We often use Etherpad (https://pad.rankenste.in/, but it also exists on many other websites). You can create a simple text document there, and everyone who has the link can edit on it collaboratively. Everyone sees live how other people are typing. We often use it for meeting minutes, for example for Skype meetings, where everyone can take notes in the same document at the same time. One very cool use case was on the Winter Meeting 2016, where we had the Etherpad with the minutes open on a projector. All people in the meeting could take notes on it from their own computers, and they would all be displayed on the projector. And even people abroad could follow our notes live and type in comments that would then be displayed on the projector.

OwnCloud is an open-source alternative to Dropbox, and we currently use the one on https://cloud.rankenste.in/ to share files among the organisers, particularly files that contain sensitive information like project contacts and passwords. It is possible to install a program on your computer that will automatically synchronise a folder on your hard disk with the cloud. OwnCloud has some more features in addition to file sharing. Currently, we use its Tasks feature to keep an overview about what still needs to be done.
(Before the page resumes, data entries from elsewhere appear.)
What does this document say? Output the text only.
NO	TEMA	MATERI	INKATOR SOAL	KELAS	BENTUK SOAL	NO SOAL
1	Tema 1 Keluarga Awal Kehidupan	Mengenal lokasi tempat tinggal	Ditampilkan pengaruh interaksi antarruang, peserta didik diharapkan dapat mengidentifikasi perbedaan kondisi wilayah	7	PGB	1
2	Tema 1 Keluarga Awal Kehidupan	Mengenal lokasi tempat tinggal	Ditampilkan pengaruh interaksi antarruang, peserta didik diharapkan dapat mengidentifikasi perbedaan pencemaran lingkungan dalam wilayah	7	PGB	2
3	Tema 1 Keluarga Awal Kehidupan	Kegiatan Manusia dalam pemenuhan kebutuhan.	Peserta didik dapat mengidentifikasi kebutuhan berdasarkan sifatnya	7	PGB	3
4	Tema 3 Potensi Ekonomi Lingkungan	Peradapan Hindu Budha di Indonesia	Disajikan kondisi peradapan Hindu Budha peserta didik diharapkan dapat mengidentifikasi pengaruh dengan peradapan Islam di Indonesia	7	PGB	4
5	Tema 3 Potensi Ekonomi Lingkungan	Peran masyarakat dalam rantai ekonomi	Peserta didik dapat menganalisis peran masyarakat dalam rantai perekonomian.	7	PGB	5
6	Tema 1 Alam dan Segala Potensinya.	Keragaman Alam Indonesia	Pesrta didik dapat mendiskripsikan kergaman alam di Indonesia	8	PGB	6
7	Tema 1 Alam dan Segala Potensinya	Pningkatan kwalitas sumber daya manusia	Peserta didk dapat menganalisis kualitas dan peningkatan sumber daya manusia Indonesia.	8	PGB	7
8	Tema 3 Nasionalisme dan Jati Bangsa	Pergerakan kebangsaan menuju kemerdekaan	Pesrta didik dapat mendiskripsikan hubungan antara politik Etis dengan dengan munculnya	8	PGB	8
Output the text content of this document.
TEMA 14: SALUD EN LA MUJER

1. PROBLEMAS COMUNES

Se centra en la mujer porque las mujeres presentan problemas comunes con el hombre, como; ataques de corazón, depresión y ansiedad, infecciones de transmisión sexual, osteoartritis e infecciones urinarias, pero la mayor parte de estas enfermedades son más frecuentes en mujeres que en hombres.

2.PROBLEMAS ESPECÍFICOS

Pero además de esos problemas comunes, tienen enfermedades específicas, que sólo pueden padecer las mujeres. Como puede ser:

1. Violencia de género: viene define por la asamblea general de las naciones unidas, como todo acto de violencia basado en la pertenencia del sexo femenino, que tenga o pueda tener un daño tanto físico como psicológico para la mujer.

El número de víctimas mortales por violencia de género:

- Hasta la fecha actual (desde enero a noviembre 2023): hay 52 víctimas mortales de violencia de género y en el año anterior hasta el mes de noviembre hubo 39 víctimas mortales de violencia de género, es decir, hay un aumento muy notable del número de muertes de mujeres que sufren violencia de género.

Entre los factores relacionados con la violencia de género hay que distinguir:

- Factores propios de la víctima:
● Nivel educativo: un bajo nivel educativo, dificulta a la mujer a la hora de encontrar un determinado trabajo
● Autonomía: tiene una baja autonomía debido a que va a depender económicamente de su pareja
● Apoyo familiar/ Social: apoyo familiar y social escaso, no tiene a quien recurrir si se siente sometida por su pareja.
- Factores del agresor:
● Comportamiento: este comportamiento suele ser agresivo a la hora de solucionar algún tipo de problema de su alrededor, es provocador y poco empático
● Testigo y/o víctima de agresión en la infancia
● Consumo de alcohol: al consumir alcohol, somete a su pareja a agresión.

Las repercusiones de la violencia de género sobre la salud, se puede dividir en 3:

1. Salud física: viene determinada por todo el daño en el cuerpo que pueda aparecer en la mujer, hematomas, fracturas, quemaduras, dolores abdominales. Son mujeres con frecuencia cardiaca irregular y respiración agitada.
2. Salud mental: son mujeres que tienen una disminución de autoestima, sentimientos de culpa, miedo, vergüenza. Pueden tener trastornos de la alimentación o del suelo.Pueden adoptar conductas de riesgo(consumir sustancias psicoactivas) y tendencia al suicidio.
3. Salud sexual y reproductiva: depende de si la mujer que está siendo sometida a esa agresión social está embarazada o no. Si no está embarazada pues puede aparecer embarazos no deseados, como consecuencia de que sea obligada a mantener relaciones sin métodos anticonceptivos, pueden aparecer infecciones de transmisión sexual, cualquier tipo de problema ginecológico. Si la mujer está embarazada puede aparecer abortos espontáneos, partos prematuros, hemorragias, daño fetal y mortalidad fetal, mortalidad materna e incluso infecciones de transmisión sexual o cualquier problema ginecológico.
We are running our own @ecotopiabiketour.net e-mail provider. Anyone who is involved in the preparation can have an own e-mail address, but usually we register a common one for each year (for example 2016@ecotopiabiketour.net), from which we contact all the projects. Like this we have all the e-mails in one place and everyone can get an overview about what has been communicated. There is a special e-mail address info@ecotopiabiketour.net that forwards incoming mails to all existing @ecotopiabiketour.net addresses. People can then “Respond to All”, so that a copy of the response gets sent again to everyone so that they can see that the e-mail has been answered. You can log in to the e-mail account on https://mail.ecotopiabiketour.net/ or using any common e-mail program.

We have several mailing lists: General Biketour (for announcements, more than 750 members), Bt-Org, and a biketourparticipants201X list for each year. The lists are hosted by EYFA, the organisation that used to organise the Ecotopia Gatherings, so each year we need to write to eyfa@eyfa.org to request a new biketourparticipants list to be created.

We have a quite popular Facebook page. We are very critical of Facebook and many of us don’t use it, but in many of the countries that we visit it is now the only online communication tool that is used. Anything that is published on the Facebook page should also be published through other channels (such as the website and the mailing list), so that no one gets encouraged to use Facebook. If you want to post something on our Facebook page, someone has to give your personal Facebook account permission to do so.

There is also a Twitter account. No one seems to know the password, but it seems to automatically post anything that we post on Facebook. Apparently it has once been used to send live updates (such as what’s for dinner) using Twitter’s function to post by SMS.

To collect photos that have been taken during the tour, we use Lychee. Each year a new one needs to be created on https://gallery.ecotopiabiketour.net/.

For phone meetings, one option is Jitsi. It enables encrypted video conferences, but often doesn’t work very well, so we still rely on Skype quite a lot.